To improve your domain authority, you need to:

  • have quality backlinks
  • improve your link profile by increasing external links pointing to your domain (for example, guest blogging)
  • build trust by creating engaging, factual, and valuable content, and reduce the bounce rate

Domain bounce rate affects SEO by telling the search engine how relevant the search results were. 

Google looks at the time spent when someone clicks on a result on the SERP, and if people quickly hit the back button, Google takes that as a signal that there might not be much valuable content on the page.

So, to reduce this bounce rate, ensure that your content provides as much valuable content concerning the target keyword as possible.

Domain age also affects SEO, but thankfully, to a low extent.

Value Great Content

In a nutshell, what is great content?

It should educate the reader, answer their questions, and help them find viable solutions.

It should be of high quality, written for humans, not machines. Proper grammar is non-negotiable.

The article should be thought-provoking, and it should be engaging, telling a story, and offer valuable lessons.

Definitely, it needs to be original. Although the concept of duplicate content is straightforward, we have to deal with the issue of originality. Rehashing other posts repeatedly or the same concept lacks luster.
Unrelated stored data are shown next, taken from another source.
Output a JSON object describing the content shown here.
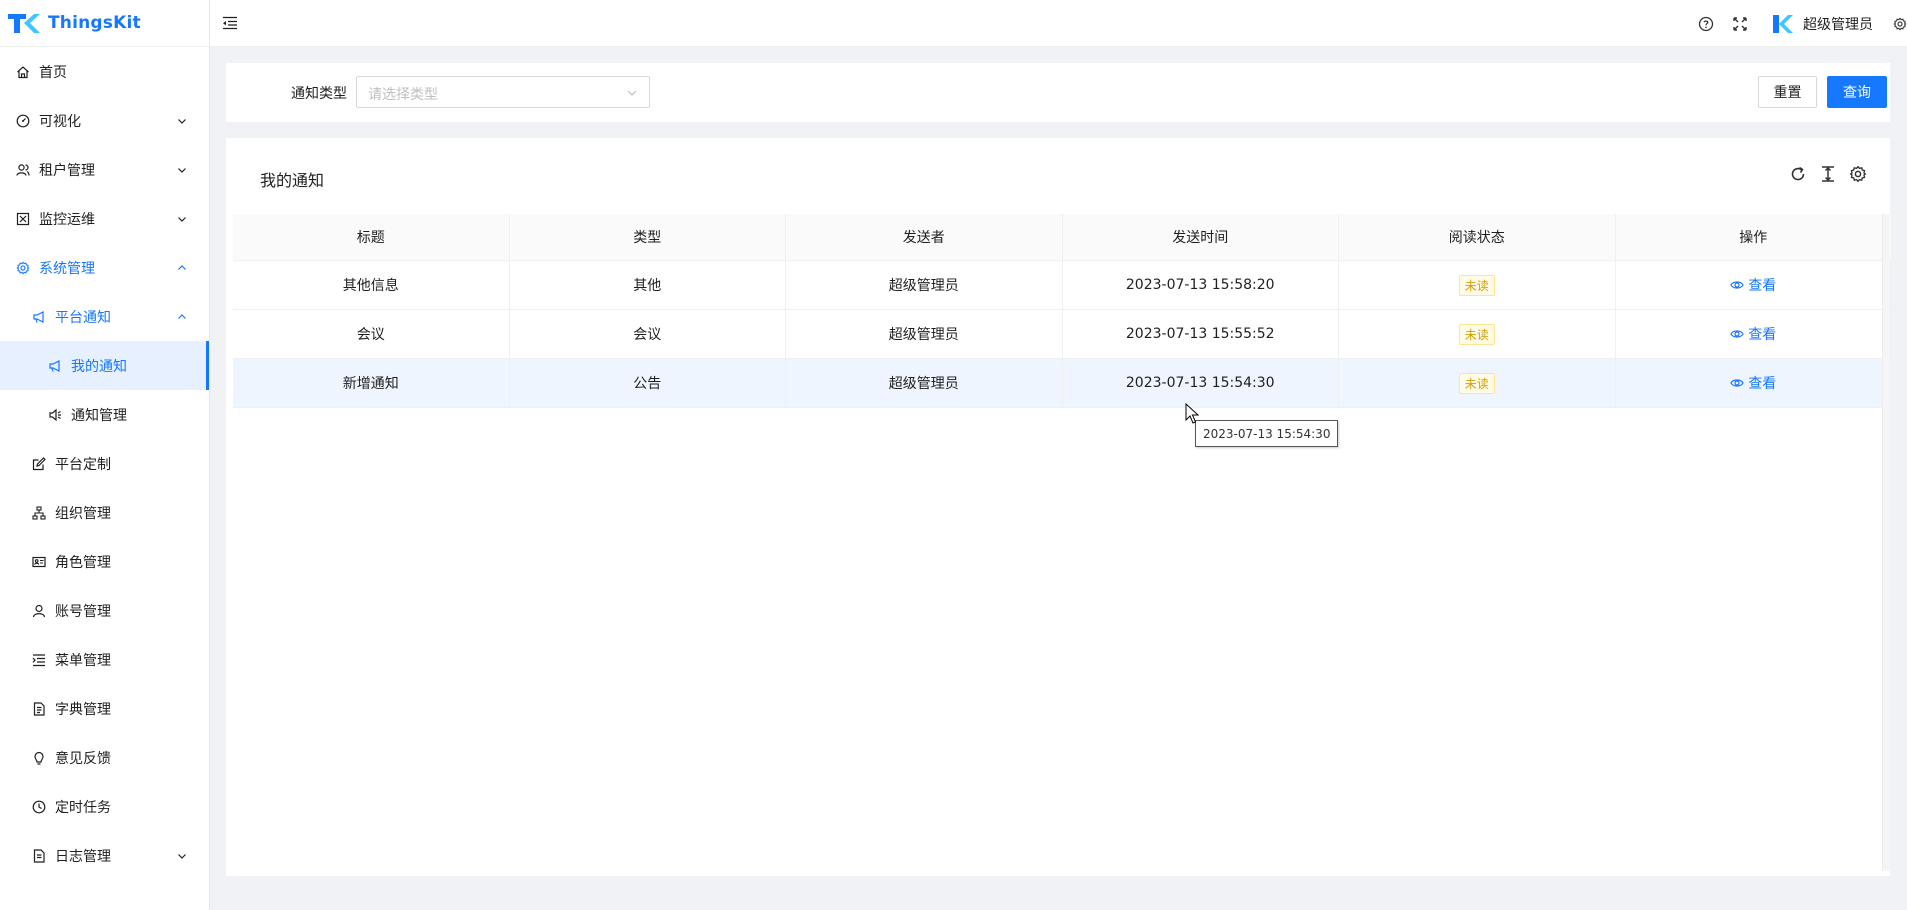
{
  "app": {
    "name": "ThingsKit",
    "brand_color": "#1677ff"
  },
  "sidebar": {
    "items": [
      {
        "label": "首页",
        "icon": "home-icon",
        "level": 1,
        "arrow": false
      },
      {
        "label": "可视化",
        "icon": "dashboard-icon",
        "level": 1,
        "arrow": "down"
      },
      {
        "label": "租户管理",
        "icon": "users-icon",
        "level": 1,
        "arrow": "down"
      },
      {
        "label": "监控运维",
        "icon": "monitor-icon",
        "level": 1,
        "arrow": "down"
      },
      {
        "label": "系统管理",
        "icon": "gear-icon",
        "level": 1,
        "arrow": "up",
        "active": true
      },
      {
        "label": "平台通知",
        "icon": "megaphone-icon",
        "level": 2,
        "arrow": "up",
        "active": true
      },
      {
        "label": "我的通知",
        "icon": "megaphone-icon",
        "level": 3,
        "arrow": false,
        "selected": true
      },
      {
        "label": "通知管理",
        "icon": "speaker-icon",
        "level": 3,
        "arrow": false
      },
      {
        "label": "平台定制",
        "icon": "edit-icon",
        "level": 2,
        "arrow": false
      },
      {
        "label": "组织管理",
        "icon": "org-icon",
        "level": 2,
        "arrow": false
      },
      {
        "label": "角色管理",
        "icon": "id-card-icon",
        "level": 2,
        "arrow": false
      },
      {
        "label": "账号管理",
        "icon": "user-icon",
        "level": 2,
        "arrow": false
      },
      {
        "label": "菜单管理",
        "icon": "menu-list-icon",
        "level": 2,
        "arrow": false
      },
      {
        "label": "字典管理",
        "icon": "file-icon",
        "level": 2,
        "arrow": false
      },
      {
        "label": "意见反馈",
        "icon": "bulb-icon",
        "level": 2,
        "arrow": false
      },
      {
        "label": "定时任务",
        "icon": "clock-icon",
        "level": 2,
        "arrow": false
      },
      {
        "label": "日志管理",
        "icon": "file-text-icon",
        "level": 2,
        "arrow": "down"
      }
    ]
  },
  "header": {
    "user_name": "超级管理员"
  },
  "filter": {
    "label": "通知类型",
    "placeholder": "请选择类型",
    "reset_label": "重置",
    "query_label": "查询"
  },
  "table": {
    "title": "我的通知",
    "columns": [
      "标题",
      "类型",
      "发送者",
      "发送时间",
      "阅读状态",
      "操作"
    ],
    "rows": [
      {
        "title": "其他信息",
        "type": "其他",
        "sender": "超级管理员",
        "time": "2023-07-13 15:58:20",
        "status": "未读",
        "action": "查看"
      },
      {
        "title": "会议",
        "type": "会议",
        "sender": "超级管理员",
        "time": "2023-07-13 15:55:52",
        "status": "未读",
        "action": "查看"
      },
      {
        "title": "新增通知",
        "type": "公告",
        "sender": "超级管理员",
        "time": "2023-07-13 15:54:30",
        "status": "未读",
        "action": "查看"
      }
    ]
  },
  "tooltip": {
    "text": "2023-07-13 15:54:30"
  }
}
Create a strong headline. While 80% of people will read your headline, only 20% will read the content. Make them want to read more by creating a strong headline.
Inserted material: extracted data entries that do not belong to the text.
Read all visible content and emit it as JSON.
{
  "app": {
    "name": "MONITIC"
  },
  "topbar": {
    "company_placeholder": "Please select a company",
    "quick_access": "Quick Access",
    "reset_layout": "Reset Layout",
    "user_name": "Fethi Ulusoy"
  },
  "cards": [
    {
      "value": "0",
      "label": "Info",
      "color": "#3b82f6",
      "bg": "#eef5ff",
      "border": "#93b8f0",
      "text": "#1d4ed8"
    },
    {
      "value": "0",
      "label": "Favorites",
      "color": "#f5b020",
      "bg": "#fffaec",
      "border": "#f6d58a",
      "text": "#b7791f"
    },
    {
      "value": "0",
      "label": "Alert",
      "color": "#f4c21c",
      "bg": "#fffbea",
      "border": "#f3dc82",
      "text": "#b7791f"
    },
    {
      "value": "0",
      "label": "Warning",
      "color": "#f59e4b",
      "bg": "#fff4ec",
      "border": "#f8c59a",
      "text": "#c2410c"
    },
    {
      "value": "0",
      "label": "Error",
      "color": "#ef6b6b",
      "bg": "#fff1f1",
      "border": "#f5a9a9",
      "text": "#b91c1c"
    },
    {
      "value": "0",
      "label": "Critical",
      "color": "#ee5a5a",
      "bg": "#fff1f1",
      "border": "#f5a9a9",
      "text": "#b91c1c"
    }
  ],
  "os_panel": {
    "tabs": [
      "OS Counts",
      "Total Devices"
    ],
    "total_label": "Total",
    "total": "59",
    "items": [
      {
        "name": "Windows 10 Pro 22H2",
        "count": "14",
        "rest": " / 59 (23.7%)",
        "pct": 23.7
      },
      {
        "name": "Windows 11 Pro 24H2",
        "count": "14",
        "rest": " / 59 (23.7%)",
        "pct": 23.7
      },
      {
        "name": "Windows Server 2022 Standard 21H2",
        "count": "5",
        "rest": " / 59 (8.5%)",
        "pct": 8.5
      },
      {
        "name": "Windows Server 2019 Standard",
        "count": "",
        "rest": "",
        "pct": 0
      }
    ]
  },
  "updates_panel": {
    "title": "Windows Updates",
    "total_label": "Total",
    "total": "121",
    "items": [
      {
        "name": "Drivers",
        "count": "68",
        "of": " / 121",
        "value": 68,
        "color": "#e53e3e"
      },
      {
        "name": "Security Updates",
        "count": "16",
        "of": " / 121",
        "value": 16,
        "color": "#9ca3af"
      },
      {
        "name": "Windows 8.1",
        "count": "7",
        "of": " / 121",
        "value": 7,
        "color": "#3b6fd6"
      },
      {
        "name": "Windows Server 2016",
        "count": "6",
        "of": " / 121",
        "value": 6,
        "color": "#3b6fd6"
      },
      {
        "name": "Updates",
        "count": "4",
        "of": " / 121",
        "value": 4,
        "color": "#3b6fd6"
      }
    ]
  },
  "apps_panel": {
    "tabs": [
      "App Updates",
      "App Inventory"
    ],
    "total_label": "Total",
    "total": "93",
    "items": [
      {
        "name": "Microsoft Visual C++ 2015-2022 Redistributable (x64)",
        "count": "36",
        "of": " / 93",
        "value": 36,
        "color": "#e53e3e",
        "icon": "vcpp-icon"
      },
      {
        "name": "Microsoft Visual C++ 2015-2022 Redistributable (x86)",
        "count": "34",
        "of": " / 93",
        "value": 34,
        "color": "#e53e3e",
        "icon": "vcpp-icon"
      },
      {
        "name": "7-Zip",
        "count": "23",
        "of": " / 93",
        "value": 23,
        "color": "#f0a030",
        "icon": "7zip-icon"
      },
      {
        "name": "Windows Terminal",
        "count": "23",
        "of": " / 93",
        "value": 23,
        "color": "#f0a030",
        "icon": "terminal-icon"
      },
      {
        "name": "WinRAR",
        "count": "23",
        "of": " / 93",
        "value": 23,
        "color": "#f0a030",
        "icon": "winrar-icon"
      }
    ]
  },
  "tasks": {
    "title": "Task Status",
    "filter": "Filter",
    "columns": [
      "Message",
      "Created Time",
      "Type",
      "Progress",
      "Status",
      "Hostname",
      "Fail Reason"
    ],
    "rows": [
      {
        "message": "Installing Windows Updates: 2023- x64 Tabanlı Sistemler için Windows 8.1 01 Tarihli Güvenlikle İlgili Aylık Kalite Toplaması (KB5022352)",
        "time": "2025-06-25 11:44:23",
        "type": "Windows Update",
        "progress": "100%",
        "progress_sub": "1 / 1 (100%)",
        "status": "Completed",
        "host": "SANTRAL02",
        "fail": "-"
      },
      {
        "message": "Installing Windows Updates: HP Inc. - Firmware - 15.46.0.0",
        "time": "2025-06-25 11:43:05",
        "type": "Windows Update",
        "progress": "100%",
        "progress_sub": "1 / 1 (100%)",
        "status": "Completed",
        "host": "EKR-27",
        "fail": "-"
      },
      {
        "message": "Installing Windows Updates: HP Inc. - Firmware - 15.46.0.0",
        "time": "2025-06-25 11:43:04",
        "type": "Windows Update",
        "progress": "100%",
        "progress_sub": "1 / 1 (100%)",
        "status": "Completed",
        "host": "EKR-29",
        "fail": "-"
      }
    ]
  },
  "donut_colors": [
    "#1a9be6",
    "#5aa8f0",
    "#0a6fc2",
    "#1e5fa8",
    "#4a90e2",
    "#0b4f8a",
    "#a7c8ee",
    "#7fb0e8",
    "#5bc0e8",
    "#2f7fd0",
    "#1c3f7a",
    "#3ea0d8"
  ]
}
It should be easy to read. Add more white space, create shorter paragraphs, use simple language. An eighth-grader should read it and understand.

Your content should have authoritative sources. Source information from quarters that only report facts.

It should be visually appealing, not just a block of text. Include videos, images, and illustrations.

Content should be regularly updated. Readers value fresh content. Regularly update your blog, offer fresh content, stay in tune with how much the field or niche has evolved. Let your readers think about you when they need to catch updates.

Stick to the rules of SEO. White hat SEO techniques should be your best friend.


By now, you probably understand that SEO takes time and effort. 

To make the most of your website content, you need to do a lot of things: understand the basics of how search engines work, do proper keyword research, create top-notch content, and make sure your website is built to offer an excellent user experience.

Even though SEO may initially take up a lot of your time, be prepared that you won’t see results overnight. 

However, the benefits from optimizing your website for search engines will pay off gradually over a long period of time. Just make sure to stay consistent in your content creation efforts, and vigilant in avoiding dubious SEO practices.